En mai dernier, le président Enrique Pena Nieto avait annoncé qu’il comptait réformer la Constitution pour autoriser dans tout le pays le mariage et l’adoption pour les couples homosexuels.
La ville de Mexico a été, dès 2007, la première en Amérique latine à autoriser les unions civiles pour tous, avant d’ouvrir le mariage égalitaire en 2009. Il est depuis légal dans 9 des 32 États du Mexique et la Cour suprême a émis en 2015 un jugement qualifiant d’inconstitutionnel son interdiction. Mais aucune réforme n’a été votée au niveau fédéral. D’où cette initiative de « légalisation formelle », qui nécessite toutefois l’aval du Congrès. Et le parti au pouvoir, le PRI, qui contrôle les deux chambres, n’y semble pas particulièrement favorable, à l’instar de centaines d’organisations principalement religieuses, qui se sont unies au cours des dernières semaines sous la bannière du « Front pour la famille », pour appeler à lutter contre « l’empire gay ».
En réaction, les partisans de la loi ont également créé un regroupement appelé « Front orgueil national Mexique », rapporte La-Croix. Et ce samedi, entourés d’un impressionnant service d’ordre pour éviter les débordements, les deux camps ont manifesté sur la plus grande avenue de la capitale, avec d’un côté une marée blanche de quelque 18.000 à 20.000 personnes, selon les autorités (et 150.000 selon les organisateurs ), pour vanter la « famille naturelle ». De l’autre, des manifestants arborant les couleurs de l’arc-en-ciel, au nom des droits de l’homme et de la laïcité, ainsi qu’une poignée de jeunes qui brandissaient des pancartes proclamant « Je suis catholique et je suis gay. Je veux pratiquer avec toi! ». Aucun heurt n’a été signalé.
« Cette réforme va ouvrir les yeux de la société sur les différentes orientations sexuelles. Les catholiques pourront continuer à se marier entre hommes et femmes. Mais les gays pourront faire valoir leur droit comme individus à se marier et à adopter un enfant », soutient Cristian Galarza, l’un des porte-parole du regroupement qui a reçu l’appui de plusieurs organisations, syndicats et d’universités du pays.
Mais pour les opposants, « le discours laisse croire que le contenu des livres pédagogiques sera modifié pour y inclure cette question de diversité sexuelle.
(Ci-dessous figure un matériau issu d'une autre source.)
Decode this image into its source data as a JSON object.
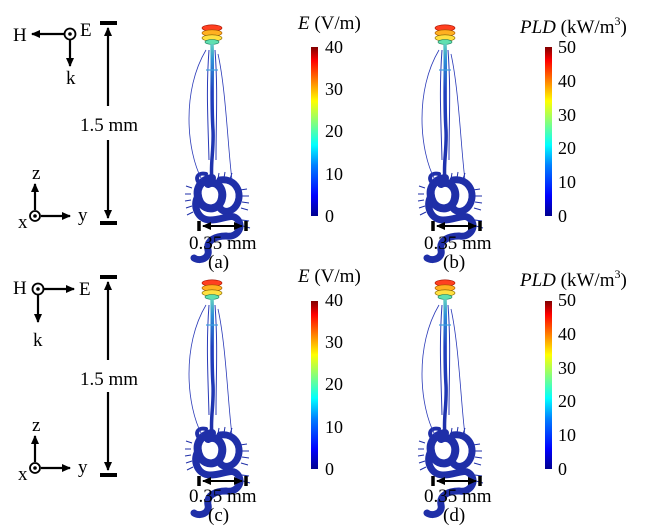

Le problème, c’est que l’on censure toutes les autres idées qui ne soutiennent pas cette idéologie des genres », s’insurge Andrés Chávez, coordinateur du Front pour la famille de Mexico.
« Ils vont changer la mentalité de nos enfants, ils vont leur dire qu’ils peuvent être ce qu’ils veulent, alors qu’à la naissance, on a déjà une identité : être un homme ou une femme », déplore une participante à la marche, évoquant le spectre de la fameuse « théorie du genre » dans les écoles mexicaines pour justifier son opposition à la loi. « Ils ne pourront jamais être égaux à nous, à la famille, c’est une question de nature ! Ils ne pourront jamais être ce que nous sommes, mon épouse, ma fille et moi », ajoute un autre.
Devant la discorde, le gouvernement a récemment affirmé que le projet ne constituait « pas un dossier prioritaire ».